Production, offloading, and maintenance operations on the Safer were suspended in 2015 because of the war in Yemen. Maintenance was continued by a skeleton crew with limited resources with the UN reporting that the Safer’s structural integrity has significantly deteriorated. It is believed the tanks have not been properly ventilated since 2017. Assessments indicate that the vessel is beyond repair.

Announcing the agreement with the UN, Hugo De Stoop, CEO of Euronav said the company was proud to be a part of the effort and committed to providing the necessary expertise with its operational staff to support the salvage procedure. “This critical operation requires dedicated support from Euronav for at least nine months and reflects our wider sustainability and environmental credentials,” he said.

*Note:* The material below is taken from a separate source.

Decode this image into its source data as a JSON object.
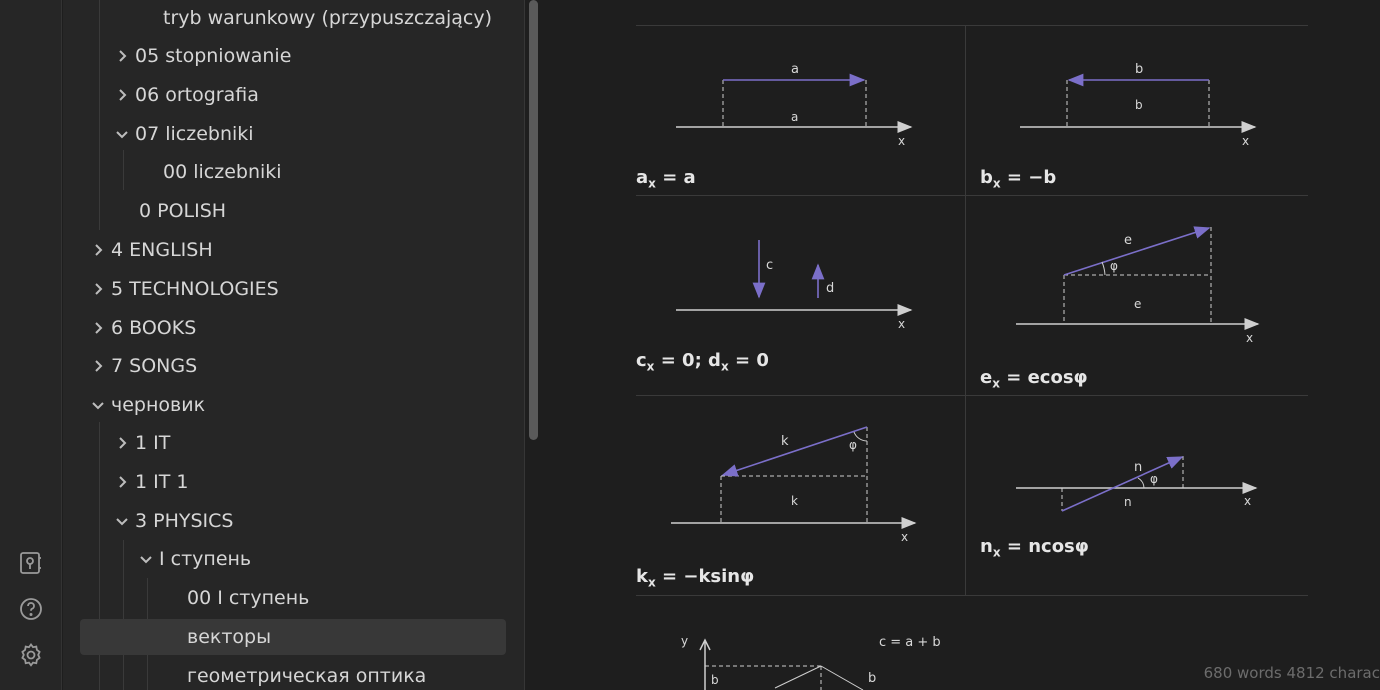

The emergency phase of the plan, which is currently underway, called for stabilizing the Safer and preparing it for the transfer. As well as preparing it to be towed away. The second phase of the UN plan calls for the installation of a catenary anchor leg mooring (CALM) buoy to which the replacement VLCC will be connected as a safe, long-term replacement, and the towing and scrapping of the Safer.

“The sailing of the vessel that will take on the Safer’s oil brings us closer to preventing a catastrophe,” said David Gressly, the UN Resident and Humanitarian Coordinator for Yemen, who has led the UN efforts since September 2021. “We have the best available technical expertise and political support from all sides. Donors have been generous. We just need the final piece of funding this month to ensure success.”

UNDP officials highlight that the war in Ukraine and changes in the oil market drove up the estimated cost of the replacement tanker. As outlined in the UN’s initial plan in April 2022, the budget for the two-track operation was $144 million, with current reports saying they will now need $129 million for the first phase. As of the beginning of April, the UN reports commitments for $95 million with efforts continuing to cover the gap of $34 million. The private sector provided $12 million with another $200,0000 from individuals with the majority coming from UN member states.

To fill the budget gap, the UN is appealing to member states and private entities, and the global public through a crowdfunding appeal. They are also exploring internal means of temporarily covering the budget shortfall while the fundraising continues.